Somerset MP Jacob Rees-Mogg fails in speech award bid
The MP for North East Somerset, Jacob Rees-Mogg, has failed in his bid to win the Commons Speech of the Year award.
The Conservative MP was nominated for his speech on 7 December 2010 during the debate on the European Union Bill.
Prime Minister David Cameron was also nominated in the same category but they both lost out to David Crausby MP.
The Labour MP for Bolton NE won for the speech he gave about his late father's D-Day experiences during World War II and the aftermath for him.
Mr Rees-Mogg was voted into Parliament for the first time in 2010.
Over the past 14 months he has gained a reputation for his "colourful and evocative" speeches which draw on history and contemporary culture.

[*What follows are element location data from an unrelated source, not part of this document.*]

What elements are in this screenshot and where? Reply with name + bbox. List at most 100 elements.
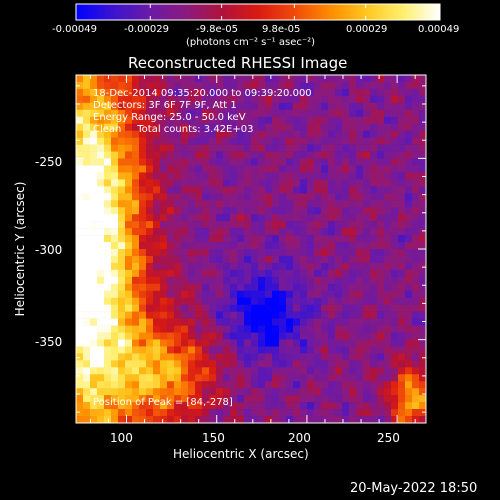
heatmap-pixel (377, 325, 385, 333)
heatmap-pixel (111, 200, 119, 208)
heatmap-pixel (223, 75, 231, 83)
heatmap-pixel (377, 75, 385, 83)
heatmap-pixel (272, 88, 280, 97)
heatmap-pixel (307, 297, 315, 305)
heatmap-pixel (202, 130, 210, 138)
heatmap-pixel (160, 395, 168, 403)
heatmap-pixel (314, 325, 322, 333)
heatmap-pixel (356, 200, 364, 208)
heatmap-pixel (328, 137, 336, 145)
heatmap-pixel (314, 409, 322, 417)
heatmap-pixel (391, 262, 399, 271)
heatmap-pixel (188, 88, 196, 97)
heatmap-pixel (244, 332, 252, 340)
heatmap-pixel (265, 311, 273, 319)
heatmap-pixel (377, 186, 385, 194)
heatmap-pixel (272, 214, 280, 222)
heatmap-pixel (181, 318, 189, 326)
heatmap-pixel (286, 88, 294, 97)
heatmap-pixel (300, 262, 308, 271)
heatmap-pixel (237, 297, 245, 305)
heatmap-pixel (167, 123, 175, 131)
heatmap-pixel (104, 186, 112, 194)
heatmap-pixel (132, 207, 140, 215)
heatmap-pixel (125, 207, 133, 215)
heatmap-pixel (244, 130, 252, 138)
heatmap-pixel (153, 262, 161, 271)
heatmap-pixel (258, 193, 266, 201)
heatmap-pixel (237, 221, 245, 229)
heatmap-pixel (279, 297, 287, 305)
heatmap-pixel (293, 276, 301, 285)
heatmap-pixel (286, 158, 294, 166)
heatmap-pixel (83, 381, 91, 389)
heatmap-pixel (258, 255, 266, 264)
heatmap-pixel (195, 235, 203, 243)
heatmap-pixel (153, 137, 161, 145)
heatmap-pixel (272, 262, 280, 271)
heatmap-pixel (293, 290, 301, 299)
heatmap-pixel (97, 200, 105, 208)
heatmap-pixel (118, 151, 126, 159)
heatmap-pixel (181, 88, 189, 97)
heatmap-pixel (349, 262, 357, 271)
heatmap-pixel (125, 346, 133, 354)
heatmap-pixel (76, 381, 84, 389)
heatmap-pixel (125, 200, 133, 208)
heatmap-pixel (181, 262, 189, 271)
heatmap-pixel (412, 325, 420, 333)
heatmap-pixel (188, 137, 196, 145)
heatmap-pixel (76, 318, 84, 326)
heatmap-pixel (125, 276, 133, 285)
heatmap-pixel (370, 172, 378, 180)
heatmap-pixel (272, 402, 280, 410)
heatmap-pixel (377, 276, 385, 285)
heatmap-pixel (188, 249, 196, 257)
heatmap-pixel (272, 249, 280, 257)
heatmap-pixel (377, 193, 385, 201)
heatmap-pixel (293, 283, 301, 292)
heatmap-pixel (132, 221, 140, 229)
heatmap-pixel (174, 95, 182, 104)
heatmap-pixel (272, 75, 280, 83)
heatmap-pixel (377, 339, 385, 347)
heatmap-pixel (104, 144, 112, 152)
heatmap-pixel (160, 116, 168, 125)
heatmap-pixel (384, 249, 392, 257)
heatmap-pixel (293, 409, 301, 417)
heatmap-pixel (195, 290, 203, 299)
heatmap-pixel (335, 325, 343, 333)
heatmap-pixel (111, 255, 119, 264)
heatmap-pixel (412, 123, 420, 131)
heatmap-pixel (244, 102, 252, 111)
heatmap-pixel (97, 179, 105, 187)
heatmap-pixel (202, 123, 210, 131)
heatmap-pixel (223, 402, 231, 410)
heatmap-pixel (160, 353, 168, 361)
heatmap-pixel (181, 360, 189, 368)
heatmap-pixel (258, 360, 266, 368)
heatmap-pixel (125, 130, 133, 138)
heatmap-pixel (223, 186, 231, 194)
heatmap-pixel (342, 360, 350, 368)
heatmap-pixel (272, 109, 280, 118)
heatmap-pixel (265, 221, 273, 229)
heatmap-pixel (104, 221, 112, 229)
heatmap-pixel (111, 360, 119, 368)
heatmap-pixel (83, 193, 91, 201)
heatmap-pixel (251, 409, 259, 417)
heatmap-pixel (139, 374, 147, 382)
heatmap-pixel (286, 381, 294, 389)
heatmap-pixel (405, 367, 413, 375)
heatmap-pixel (97, 255, 105, 264)
heatmap-pixel (90, 249, 98, 257)
heatmap-pixel (76, 416, 84, 424)
heatmap-pixel (111, 207, 119, 215)
heatmap-pixel (412, 130, 420, 138)
heatmap-pixel (279, 416, 287, 424)
heatmap-pixel (195, 123, 203, 131)
heatmap-pixel (230, 207, 238, 215)
heatmap-pixel (160, 318, 168, 326)
heatmap-pixel (104, 151, 112, 159)
heatmap-pixel (412, 137, 420, 145)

Mr Rees-Mogg has put his skills as an orator down to accumulating "a lot of useless knowledge, some of which could be used relevantly to illustrate a point".
Kerry McCarthy, the Labour MP for Bristol East, said: "He's established himself as a Commons character, he's a very good off-the-cuff speaker and he's one of the few where people look forward to hearing him speak.
"It's partly because he's eccentric, funny, and people are not sure what he's going to come out with."
During his election campaign, Mr Rees-Mogg attracted criticism from rival Labour candidate Dan Norris for referring to people who had not attended Oxford or Cambridge universities as "potted plants".
Four MPs were nominated for the Speech of Year category in The House awards.
Mr Cameron had been nominated for his historic apology for the 14 killings at the hands of the armed forces in Londonderry on Bloody Sunday.
The award was announced in the House of Commons.